Let $\phi :[a,b] \rightarrow \Bbb R$ be a step function.
Using $-|\phi| \leq \phi \leq |\phi|$ I need to conclude that $|\int^b_a \phi(x)dx| \leq \int^b_a|\phi(x)|dx$
I have no idea how to prove this. I start with :
Let $P$ be a partition $P=\{p_0,...,p_k\}$ on $[a,b]$ such that it is compatible with $\phi$. Let $\phi_i$ be the values that $\phi$ takes on each interval $(p_{i-1}, p_i)$. We know that $-|\phi| $ and $|\phi|$ are step functions, so we can see that $-|\phi_i| \leq \phi_i \leq |\phi_i|$ for all $1 \leq i \leq k$. Then
$$-|\phi_i| \leq \phi_i \leq |\phi_i|\text{ \\ $ \times (p_i-p_{i-1})$}$$
$$\Rightarrow -|\phi_i|(p_i-p_{i-1}) \leq \phi_i(p_i-p_{i-1}) \leq |\phi|(p_i-p_{i-1}) \text{\\ $\times \sum^k_{i=1}$}$$
$$\Rightarrow \sum^k_{i=1}-|\phi_i|(p_i-p_{i-1}) \leq \sum^k_{i=1}\phi_i(p_i-p_{i-1}) \leq \sum^k_{i=1}|\phi_i|(p_i-p_{i-1})$$
$$\Rightarrow \int^b_a -|\phi|(x)dx \leq \int^b_a\phi(x)dx \leq \int^b_a|\phi|(x)dx$$
And this is where I get stuck.
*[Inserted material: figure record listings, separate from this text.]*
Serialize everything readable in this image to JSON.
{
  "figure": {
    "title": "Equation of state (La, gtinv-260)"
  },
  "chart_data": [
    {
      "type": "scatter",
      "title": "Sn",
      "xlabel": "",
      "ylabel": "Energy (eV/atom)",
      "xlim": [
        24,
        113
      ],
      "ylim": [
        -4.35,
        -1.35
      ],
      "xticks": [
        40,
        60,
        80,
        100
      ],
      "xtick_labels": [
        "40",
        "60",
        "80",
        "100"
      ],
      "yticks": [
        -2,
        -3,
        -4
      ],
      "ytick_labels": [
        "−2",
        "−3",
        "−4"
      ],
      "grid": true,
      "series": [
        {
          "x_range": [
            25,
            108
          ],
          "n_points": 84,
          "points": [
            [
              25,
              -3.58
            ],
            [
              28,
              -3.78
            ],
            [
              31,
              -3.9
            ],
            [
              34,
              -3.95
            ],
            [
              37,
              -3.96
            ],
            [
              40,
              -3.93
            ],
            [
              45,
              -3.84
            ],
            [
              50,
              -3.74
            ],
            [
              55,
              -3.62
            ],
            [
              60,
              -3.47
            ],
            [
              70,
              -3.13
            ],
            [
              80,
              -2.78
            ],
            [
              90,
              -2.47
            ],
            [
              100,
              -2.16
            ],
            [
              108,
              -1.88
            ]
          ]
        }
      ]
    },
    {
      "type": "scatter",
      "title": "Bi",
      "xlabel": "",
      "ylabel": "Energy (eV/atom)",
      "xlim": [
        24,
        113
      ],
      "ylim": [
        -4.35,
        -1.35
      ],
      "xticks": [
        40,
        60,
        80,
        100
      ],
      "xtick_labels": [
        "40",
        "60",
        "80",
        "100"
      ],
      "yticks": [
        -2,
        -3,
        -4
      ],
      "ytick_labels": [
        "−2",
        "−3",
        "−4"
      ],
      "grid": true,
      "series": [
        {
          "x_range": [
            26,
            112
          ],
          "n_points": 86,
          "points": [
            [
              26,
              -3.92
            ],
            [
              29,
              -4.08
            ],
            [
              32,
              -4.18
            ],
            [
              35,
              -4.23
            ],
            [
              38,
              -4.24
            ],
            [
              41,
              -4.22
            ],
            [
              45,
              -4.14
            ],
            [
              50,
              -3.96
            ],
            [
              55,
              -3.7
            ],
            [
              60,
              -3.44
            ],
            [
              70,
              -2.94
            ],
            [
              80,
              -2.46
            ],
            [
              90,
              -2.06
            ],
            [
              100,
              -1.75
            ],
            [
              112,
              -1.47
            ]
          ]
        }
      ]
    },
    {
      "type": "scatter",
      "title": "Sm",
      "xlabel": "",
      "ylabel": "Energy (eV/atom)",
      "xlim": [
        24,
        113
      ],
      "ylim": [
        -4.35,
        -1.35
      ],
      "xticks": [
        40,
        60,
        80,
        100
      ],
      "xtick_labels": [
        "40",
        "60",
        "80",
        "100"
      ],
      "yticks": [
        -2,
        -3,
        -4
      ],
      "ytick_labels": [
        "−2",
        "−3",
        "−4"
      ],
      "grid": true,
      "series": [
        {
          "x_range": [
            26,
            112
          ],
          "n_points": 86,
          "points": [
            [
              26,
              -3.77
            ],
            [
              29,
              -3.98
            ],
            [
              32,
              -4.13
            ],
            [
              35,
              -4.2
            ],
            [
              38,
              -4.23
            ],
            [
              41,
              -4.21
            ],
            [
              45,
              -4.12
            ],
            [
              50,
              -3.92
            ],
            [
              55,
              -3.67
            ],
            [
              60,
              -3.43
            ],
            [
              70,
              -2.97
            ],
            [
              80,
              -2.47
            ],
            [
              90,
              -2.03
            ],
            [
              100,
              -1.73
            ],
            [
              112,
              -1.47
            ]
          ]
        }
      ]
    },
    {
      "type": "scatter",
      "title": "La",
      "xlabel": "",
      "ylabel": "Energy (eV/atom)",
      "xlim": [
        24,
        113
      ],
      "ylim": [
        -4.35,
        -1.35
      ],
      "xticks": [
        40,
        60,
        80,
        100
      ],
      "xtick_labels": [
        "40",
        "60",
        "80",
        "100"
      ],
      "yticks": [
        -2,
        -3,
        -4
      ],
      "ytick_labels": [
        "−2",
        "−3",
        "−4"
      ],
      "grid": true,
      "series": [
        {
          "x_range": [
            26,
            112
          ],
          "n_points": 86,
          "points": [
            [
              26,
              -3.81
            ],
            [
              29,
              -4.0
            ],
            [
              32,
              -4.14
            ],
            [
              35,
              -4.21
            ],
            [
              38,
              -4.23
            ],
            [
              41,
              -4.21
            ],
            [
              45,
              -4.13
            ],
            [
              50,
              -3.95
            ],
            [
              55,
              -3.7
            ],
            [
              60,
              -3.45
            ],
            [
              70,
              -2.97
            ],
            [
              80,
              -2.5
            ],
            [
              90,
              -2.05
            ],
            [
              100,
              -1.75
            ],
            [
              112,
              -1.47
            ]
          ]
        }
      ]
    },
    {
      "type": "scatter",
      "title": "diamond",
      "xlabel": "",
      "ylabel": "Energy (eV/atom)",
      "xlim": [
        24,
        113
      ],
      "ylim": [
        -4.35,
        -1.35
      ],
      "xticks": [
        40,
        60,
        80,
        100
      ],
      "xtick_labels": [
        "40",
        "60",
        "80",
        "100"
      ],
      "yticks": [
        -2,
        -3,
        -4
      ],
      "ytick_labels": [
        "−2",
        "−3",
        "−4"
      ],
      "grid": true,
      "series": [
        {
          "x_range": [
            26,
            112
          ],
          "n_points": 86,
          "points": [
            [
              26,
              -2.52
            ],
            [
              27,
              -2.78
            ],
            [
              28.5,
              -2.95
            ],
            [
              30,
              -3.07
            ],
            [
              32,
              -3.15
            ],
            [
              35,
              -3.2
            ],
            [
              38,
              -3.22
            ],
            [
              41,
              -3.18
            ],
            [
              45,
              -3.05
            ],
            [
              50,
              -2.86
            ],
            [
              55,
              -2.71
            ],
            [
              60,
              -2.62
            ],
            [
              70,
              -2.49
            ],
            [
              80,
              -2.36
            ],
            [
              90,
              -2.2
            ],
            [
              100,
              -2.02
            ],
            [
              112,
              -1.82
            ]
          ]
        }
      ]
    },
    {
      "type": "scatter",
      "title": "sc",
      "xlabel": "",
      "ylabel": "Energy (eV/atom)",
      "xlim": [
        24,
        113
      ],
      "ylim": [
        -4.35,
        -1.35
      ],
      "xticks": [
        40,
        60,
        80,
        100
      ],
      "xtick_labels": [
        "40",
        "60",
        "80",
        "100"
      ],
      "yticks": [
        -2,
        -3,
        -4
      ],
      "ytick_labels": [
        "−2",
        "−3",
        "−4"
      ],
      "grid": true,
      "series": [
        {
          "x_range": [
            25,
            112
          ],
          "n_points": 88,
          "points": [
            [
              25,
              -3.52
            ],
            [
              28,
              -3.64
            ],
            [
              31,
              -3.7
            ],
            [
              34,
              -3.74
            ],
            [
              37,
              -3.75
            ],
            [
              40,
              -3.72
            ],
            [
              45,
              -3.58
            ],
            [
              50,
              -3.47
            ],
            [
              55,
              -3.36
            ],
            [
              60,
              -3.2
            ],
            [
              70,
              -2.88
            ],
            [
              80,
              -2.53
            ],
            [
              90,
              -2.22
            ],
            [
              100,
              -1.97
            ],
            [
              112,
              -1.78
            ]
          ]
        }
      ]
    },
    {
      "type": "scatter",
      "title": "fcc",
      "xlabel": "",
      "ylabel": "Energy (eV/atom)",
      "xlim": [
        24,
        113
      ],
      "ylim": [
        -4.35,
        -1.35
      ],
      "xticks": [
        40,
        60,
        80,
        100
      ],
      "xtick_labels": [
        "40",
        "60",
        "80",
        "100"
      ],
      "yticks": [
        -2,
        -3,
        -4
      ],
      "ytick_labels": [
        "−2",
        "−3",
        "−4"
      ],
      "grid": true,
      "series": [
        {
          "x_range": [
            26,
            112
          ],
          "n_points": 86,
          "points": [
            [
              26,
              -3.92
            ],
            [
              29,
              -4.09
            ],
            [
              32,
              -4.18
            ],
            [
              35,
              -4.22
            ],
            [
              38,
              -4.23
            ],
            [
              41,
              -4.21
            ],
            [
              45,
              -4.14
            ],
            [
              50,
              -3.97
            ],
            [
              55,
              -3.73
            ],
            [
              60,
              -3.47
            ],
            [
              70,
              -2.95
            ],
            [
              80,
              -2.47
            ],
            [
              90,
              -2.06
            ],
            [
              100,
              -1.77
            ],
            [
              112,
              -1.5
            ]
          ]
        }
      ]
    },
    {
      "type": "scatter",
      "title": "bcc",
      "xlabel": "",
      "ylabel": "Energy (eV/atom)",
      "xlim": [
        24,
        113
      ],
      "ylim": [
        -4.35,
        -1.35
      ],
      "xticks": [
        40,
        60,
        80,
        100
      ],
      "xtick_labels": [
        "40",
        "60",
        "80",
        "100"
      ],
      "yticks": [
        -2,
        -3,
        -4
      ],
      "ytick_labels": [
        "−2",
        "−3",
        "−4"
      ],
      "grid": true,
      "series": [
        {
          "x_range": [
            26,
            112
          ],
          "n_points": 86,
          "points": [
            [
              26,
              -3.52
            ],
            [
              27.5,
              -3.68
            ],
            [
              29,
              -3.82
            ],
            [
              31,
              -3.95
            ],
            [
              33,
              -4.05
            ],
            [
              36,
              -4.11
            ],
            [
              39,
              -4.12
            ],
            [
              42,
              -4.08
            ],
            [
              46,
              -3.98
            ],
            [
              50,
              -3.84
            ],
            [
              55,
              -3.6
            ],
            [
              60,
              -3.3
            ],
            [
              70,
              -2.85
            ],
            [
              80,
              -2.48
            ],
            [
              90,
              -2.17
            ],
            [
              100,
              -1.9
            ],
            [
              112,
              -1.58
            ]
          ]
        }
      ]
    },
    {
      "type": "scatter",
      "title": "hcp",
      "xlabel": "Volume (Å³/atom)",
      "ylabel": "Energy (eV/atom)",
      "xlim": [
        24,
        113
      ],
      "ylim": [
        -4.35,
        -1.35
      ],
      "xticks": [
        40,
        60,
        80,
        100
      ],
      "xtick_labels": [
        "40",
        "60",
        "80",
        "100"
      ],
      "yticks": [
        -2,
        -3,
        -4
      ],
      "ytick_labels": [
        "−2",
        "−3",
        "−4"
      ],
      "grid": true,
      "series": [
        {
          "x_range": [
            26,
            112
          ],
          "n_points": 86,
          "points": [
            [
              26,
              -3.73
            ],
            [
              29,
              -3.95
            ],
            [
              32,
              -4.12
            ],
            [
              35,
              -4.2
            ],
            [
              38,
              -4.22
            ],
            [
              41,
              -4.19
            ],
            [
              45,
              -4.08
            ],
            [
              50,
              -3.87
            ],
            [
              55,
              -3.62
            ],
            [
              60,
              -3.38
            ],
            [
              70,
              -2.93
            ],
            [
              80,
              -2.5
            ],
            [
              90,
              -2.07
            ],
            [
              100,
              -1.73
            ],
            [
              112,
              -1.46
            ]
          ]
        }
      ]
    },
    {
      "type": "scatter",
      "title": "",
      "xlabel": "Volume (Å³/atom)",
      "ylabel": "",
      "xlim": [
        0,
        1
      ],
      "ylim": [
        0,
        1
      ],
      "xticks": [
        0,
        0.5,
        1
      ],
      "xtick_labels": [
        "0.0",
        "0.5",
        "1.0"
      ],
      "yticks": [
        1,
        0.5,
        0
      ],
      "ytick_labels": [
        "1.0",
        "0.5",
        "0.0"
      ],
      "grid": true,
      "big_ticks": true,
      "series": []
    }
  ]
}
I think I'm not doing the correct thing. If anyone could help me identify what i'm doing wrong, that would be great. Or just hint me how to start my proof.
\begin{align*} -|\varphi |\leq \varphi \leq |\varphi |&\implies -\int |\varphi |\leq \int \varphi \leq \int|\varphi |\\ &\implies \left|\int \varphi \right|\leq \left|\int |\varphi |\right|=\int|\varphi |. \end{align*}